As these cohorts mature, we will see a flattening out of the losses as represented in our forecast Hazard Curve. We expect that around 80% of the defaults will occur by around 18 months, which means 36-months and 60-month loans will have a similar default hazard rate.
Repeat Borrowers (Rewrites)
Proportion of repeat Borrowers (Rewrites) by Grade
How to read this graph: Of all the volume (dollars) rewritten to date, 37.21% of it went to Grade A Borrowers, 25.66% went to Grade B Borrowers etc.
Repeat Borrowing is made possible by customers having sufficient limit available to them from which to draw a higher amount. It makes sense that higher grades with higher limits have greater opportunity to repeat borrow. A good Harmoney repayment history is a critical factor in being eligible to repeat borrow. Both of these factors contribute to the distribution of grades that have re-written their loans. This reinforces the value of repeat customers in reducing the overall credit risk in the portfolio.
Proportion of rewritten volume (dollars) by month
This graph illustrates the proportion of volume originated each month that was re-written, vs the proportion of volume that was new lending.
This graph shows a breakdown of the Harmoney loan portfolio by purpose for borrowing.
Debt consolidation is a large proportion of loan outcomes, however in a number of cases these loans will also include a portion of the loan funds going to the borrower for an additional purpose; debt consolidation was a means by which this could be achieved (by lowering the current repayment amount of credit to free up income for that additional purpose).
The spread of other purposes is varied and a positive thing for spreading portfolio risk.
Borrower by Region
This graph shows the proportion of the loan book broken down by borrower residence.
The Harmoney loan book has a strong representation from the Auckland, Wellington and Canterbury regions, which might be reasonably expected. There is no significant risk to portfolio from any acute concentration of risk in any one geographical region.
This graph shows the proportion of the loan book broken down by Borrowers' employment status.
It shows that the vast majority of Borrowers are skilled workers, reinforcing that we have a prime book of Borrowers.
This graph shows the proportion of the loan book broken down by Borrowers' residential status.
Almost 50% of Borrowers are homeowners (by loan count) which translates into over $165m by loan volume. The bulk of homeowners fall in the lower risk grades (A - C) with the higher risk grades often being renters and boarders.
This graph shows the proportion of the loan book broken down by Borrowers' marital status.
75% of the money lent has gone to Borrowers who are either married, or in a de facto relationship. Again it tends to be lower risk grades (A - C) that tend to have a higher proportion of married Borrowers.

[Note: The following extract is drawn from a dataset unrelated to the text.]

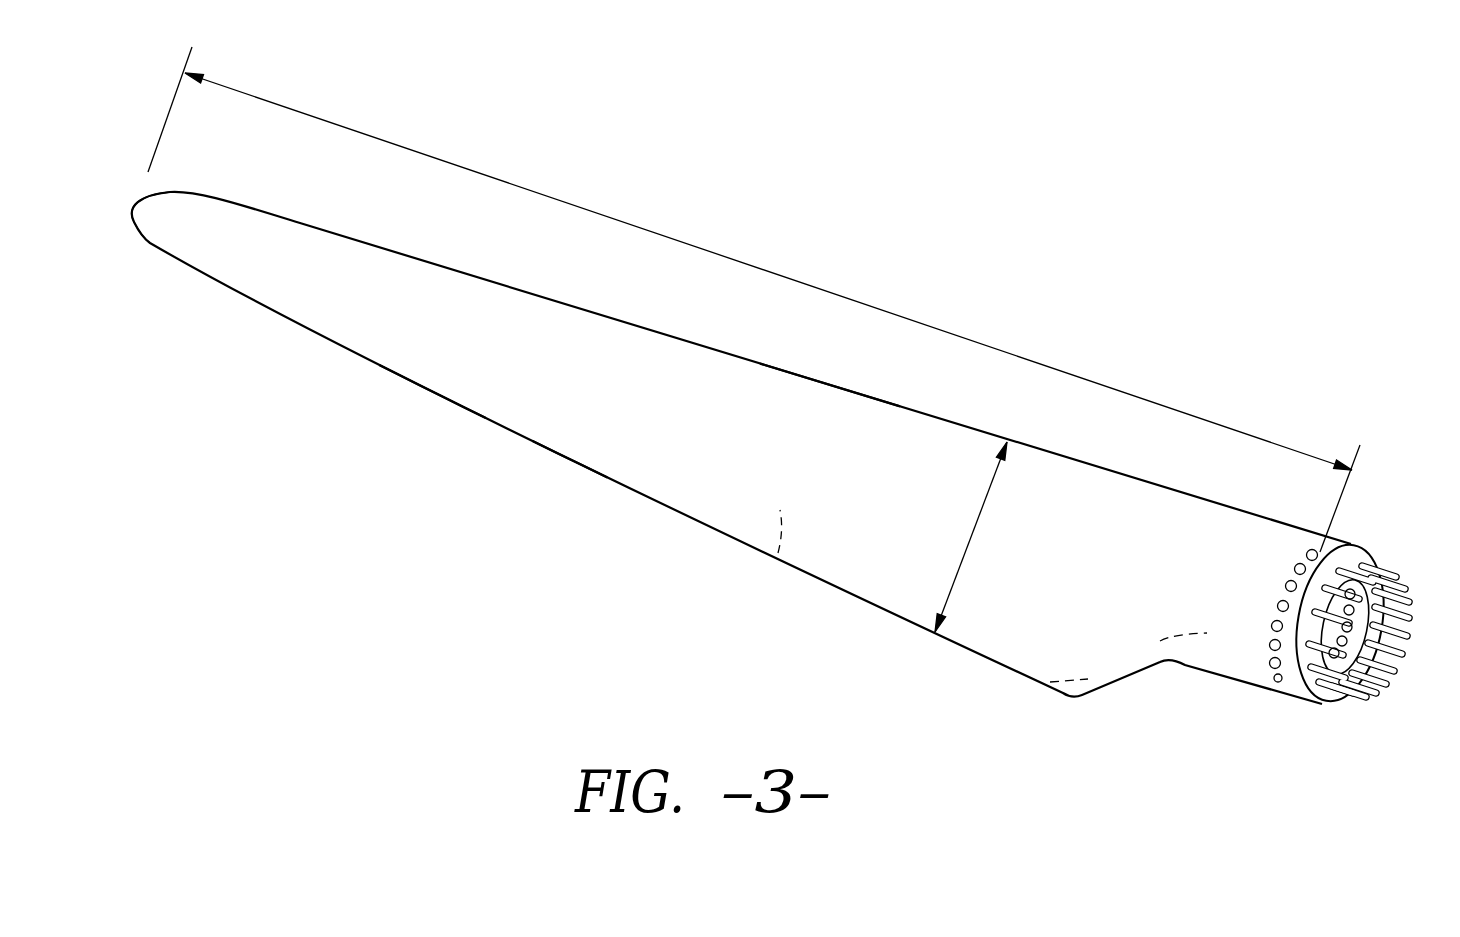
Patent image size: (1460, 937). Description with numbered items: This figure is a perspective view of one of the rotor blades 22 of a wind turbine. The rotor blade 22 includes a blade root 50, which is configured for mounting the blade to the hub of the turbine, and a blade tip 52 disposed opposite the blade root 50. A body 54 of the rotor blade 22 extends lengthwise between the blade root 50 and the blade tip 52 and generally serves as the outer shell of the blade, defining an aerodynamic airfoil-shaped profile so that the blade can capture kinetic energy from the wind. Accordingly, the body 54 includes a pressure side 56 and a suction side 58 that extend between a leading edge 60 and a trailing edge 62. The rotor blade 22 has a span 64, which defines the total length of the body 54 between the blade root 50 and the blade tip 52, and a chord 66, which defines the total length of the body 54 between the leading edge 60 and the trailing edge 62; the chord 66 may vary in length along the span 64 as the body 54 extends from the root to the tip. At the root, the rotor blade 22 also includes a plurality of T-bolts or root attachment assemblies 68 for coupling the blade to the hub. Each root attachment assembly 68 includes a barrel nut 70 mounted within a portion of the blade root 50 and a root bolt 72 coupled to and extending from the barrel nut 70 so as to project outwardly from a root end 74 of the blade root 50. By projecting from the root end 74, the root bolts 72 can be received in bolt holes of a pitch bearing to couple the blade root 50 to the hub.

This graph shows the proportion of the loan book broken down by Borrowers' age.
The average age of a Borrower is around 43 years old - slightly higher than the average age of a Lender.
Borrowers by Gender
This graph shows the proportion of the loan book broken down by grade and Borrowers' gender.
Overall the portfolio split is 45% women and 55% men - however as the chart shows the divergence from 50:50 becomes more pronounced in the higher risk grades.
Retail VS Institutional Funding
On average, 25% of loans have been funded by Retail (mum and dad) Lenders and 75% are funded by institutions.
The mix of retail and institutional Lenders has enabled us to scale, and continue our growth.